Что-то краснофлажное показалось впереди, пытаясь вырваться от жидковатой, опостылевшей толпы в свободный полёт, куда-то в стратосферу. Жевали малоразборчивые словеса с импровизированной трибуны. Красное не теряло надежду высвободиться. Молчаливые угрюмые пенсионеры не обращали на это внимание, решив что красное просто балуется, капризничает, шалит как маленький ребёнок и по-этому не требует лишнего и никчёмного пиетета. Броуновскими молекулами среди толпы бродили несколько человек с кипами газетёнок, молча совали их собравшимся. Лиза сиротски, на фоне серо-красного, стойким оловянным стояла с ящичком на гуди: «В помощь политузникам». Иван тихо подошёл к Лизе, сунул сторублёвку в нагрудный ящичек, смотрит так сверху вниз на неё. Молча смотрит.

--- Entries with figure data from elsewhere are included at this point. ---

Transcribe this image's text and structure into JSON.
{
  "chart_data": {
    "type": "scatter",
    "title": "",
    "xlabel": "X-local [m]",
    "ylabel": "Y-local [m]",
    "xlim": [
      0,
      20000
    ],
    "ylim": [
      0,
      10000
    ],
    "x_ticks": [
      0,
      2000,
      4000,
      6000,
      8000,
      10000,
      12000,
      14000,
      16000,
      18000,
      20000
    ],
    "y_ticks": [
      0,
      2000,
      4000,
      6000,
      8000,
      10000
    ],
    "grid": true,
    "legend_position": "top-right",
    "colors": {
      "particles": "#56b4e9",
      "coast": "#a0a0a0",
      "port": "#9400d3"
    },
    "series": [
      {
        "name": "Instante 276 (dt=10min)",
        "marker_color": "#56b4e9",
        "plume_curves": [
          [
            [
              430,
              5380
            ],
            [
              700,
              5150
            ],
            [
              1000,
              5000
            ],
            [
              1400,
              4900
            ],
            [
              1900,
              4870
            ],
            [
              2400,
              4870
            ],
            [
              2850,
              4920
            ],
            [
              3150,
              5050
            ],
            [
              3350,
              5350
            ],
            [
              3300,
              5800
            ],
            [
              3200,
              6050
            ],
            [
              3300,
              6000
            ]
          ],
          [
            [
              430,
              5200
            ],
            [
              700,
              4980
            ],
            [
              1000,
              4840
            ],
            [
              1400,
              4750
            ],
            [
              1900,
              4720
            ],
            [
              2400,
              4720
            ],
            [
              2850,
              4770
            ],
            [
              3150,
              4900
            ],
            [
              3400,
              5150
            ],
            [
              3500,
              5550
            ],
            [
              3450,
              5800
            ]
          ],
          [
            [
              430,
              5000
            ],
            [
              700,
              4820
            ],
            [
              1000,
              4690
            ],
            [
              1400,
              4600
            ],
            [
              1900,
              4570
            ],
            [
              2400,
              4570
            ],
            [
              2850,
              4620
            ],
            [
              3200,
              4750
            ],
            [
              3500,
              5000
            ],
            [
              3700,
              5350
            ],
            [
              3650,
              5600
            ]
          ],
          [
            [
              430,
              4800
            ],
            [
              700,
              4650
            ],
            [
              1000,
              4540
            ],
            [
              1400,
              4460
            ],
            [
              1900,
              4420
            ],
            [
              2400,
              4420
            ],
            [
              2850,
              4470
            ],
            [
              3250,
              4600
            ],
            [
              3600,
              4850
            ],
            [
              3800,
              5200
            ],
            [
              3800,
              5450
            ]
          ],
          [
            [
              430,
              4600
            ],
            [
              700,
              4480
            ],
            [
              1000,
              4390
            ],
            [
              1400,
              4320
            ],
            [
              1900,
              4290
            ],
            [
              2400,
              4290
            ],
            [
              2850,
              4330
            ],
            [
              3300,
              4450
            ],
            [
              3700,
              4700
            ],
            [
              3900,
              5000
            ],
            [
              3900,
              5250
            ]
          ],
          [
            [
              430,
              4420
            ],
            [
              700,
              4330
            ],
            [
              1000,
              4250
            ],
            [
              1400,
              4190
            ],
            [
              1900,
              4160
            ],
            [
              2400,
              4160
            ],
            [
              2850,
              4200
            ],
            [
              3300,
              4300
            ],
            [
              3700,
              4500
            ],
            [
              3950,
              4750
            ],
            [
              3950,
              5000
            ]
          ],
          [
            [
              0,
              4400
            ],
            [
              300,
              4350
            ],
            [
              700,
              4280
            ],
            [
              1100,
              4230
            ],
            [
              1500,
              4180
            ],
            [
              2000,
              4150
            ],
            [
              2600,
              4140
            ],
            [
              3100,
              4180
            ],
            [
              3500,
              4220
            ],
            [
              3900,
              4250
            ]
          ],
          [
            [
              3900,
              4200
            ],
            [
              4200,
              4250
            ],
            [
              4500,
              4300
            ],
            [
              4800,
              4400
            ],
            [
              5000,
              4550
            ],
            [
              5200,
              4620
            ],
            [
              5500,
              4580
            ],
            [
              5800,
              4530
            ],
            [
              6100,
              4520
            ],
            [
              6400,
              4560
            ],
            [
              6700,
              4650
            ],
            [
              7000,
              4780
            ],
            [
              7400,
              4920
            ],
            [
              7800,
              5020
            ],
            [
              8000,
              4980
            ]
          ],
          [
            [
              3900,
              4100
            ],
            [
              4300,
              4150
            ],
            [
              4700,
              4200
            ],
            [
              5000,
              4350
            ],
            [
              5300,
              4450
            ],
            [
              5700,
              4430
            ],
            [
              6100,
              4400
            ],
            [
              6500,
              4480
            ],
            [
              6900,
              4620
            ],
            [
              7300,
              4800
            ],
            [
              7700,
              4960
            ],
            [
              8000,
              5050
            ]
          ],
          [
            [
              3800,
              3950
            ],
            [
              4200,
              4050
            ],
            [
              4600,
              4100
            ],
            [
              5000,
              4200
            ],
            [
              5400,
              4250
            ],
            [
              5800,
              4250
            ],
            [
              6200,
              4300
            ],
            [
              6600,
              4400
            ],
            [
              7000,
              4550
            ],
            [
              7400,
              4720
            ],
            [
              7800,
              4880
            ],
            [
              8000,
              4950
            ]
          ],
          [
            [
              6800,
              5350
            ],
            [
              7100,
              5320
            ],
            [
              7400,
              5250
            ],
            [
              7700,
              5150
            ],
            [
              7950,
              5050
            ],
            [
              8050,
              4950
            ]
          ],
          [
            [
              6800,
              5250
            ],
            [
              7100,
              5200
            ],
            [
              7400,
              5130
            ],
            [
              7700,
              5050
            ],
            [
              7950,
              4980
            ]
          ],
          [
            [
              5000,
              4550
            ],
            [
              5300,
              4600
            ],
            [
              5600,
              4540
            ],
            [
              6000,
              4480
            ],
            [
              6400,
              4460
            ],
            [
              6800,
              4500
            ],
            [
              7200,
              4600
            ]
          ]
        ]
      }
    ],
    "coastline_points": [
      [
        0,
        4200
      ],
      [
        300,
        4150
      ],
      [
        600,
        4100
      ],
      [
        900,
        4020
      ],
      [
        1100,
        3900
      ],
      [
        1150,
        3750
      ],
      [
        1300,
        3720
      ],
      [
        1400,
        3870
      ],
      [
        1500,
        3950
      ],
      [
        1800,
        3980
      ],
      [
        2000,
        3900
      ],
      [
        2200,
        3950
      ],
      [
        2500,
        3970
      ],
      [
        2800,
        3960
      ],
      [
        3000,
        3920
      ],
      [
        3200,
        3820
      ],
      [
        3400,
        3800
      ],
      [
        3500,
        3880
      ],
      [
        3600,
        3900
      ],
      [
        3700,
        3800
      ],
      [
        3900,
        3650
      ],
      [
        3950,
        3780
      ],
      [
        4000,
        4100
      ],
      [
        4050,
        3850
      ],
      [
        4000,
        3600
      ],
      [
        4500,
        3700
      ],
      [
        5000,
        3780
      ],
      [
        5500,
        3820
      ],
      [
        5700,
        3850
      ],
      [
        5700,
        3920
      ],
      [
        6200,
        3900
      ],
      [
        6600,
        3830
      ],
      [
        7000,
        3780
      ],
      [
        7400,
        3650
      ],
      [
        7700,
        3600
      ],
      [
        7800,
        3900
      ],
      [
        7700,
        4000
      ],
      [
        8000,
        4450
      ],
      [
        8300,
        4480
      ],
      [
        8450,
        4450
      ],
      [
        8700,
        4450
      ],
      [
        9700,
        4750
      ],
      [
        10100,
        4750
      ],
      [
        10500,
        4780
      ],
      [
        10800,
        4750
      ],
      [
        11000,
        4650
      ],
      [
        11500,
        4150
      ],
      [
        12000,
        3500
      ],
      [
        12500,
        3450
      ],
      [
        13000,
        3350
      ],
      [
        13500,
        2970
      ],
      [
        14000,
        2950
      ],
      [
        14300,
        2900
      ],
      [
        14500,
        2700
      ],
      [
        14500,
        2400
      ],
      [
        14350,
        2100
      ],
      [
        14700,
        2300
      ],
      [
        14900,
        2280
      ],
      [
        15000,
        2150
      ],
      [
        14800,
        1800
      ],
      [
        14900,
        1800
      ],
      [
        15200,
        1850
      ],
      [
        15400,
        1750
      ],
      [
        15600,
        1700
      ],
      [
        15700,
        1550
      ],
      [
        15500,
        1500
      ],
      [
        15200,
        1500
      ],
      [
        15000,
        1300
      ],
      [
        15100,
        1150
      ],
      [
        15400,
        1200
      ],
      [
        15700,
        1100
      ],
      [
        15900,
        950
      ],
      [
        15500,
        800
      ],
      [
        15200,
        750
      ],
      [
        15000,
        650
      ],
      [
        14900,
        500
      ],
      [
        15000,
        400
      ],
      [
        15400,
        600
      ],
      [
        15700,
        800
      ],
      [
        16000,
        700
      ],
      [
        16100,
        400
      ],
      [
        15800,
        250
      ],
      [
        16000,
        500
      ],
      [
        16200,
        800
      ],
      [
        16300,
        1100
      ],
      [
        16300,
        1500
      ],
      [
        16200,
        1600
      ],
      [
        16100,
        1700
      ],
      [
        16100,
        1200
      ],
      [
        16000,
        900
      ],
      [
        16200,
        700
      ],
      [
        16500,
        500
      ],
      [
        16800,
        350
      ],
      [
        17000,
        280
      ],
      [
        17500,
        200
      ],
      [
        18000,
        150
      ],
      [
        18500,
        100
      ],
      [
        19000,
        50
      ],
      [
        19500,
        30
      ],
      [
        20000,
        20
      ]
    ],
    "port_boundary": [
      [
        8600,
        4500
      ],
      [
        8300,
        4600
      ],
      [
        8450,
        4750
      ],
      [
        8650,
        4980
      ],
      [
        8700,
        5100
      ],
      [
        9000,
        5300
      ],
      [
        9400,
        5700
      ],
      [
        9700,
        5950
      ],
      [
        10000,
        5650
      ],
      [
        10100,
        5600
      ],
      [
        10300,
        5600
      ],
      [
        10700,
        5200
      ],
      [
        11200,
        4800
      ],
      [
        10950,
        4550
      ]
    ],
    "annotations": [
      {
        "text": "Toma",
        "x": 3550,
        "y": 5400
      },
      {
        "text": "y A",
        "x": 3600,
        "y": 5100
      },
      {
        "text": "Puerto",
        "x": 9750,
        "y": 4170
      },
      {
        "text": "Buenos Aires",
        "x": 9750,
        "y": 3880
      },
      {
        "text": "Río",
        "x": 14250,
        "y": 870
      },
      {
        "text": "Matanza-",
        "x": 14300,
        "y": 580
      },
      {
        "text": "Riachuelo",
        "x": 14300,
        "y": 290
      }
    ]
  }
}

Более всего Сергею вдарились в глаза эти двое молчаливых, ожидающих непременного весёлого конца. Смотрит на их спины. Иван и Лиза жались друг к другу посреди серо-красного.
Позже, отсиживаясь на не пропаленной съёмной квартире, всем не раз вспоминался этот день. День, когда они втроём решили уйти в вооружённое сопротивление.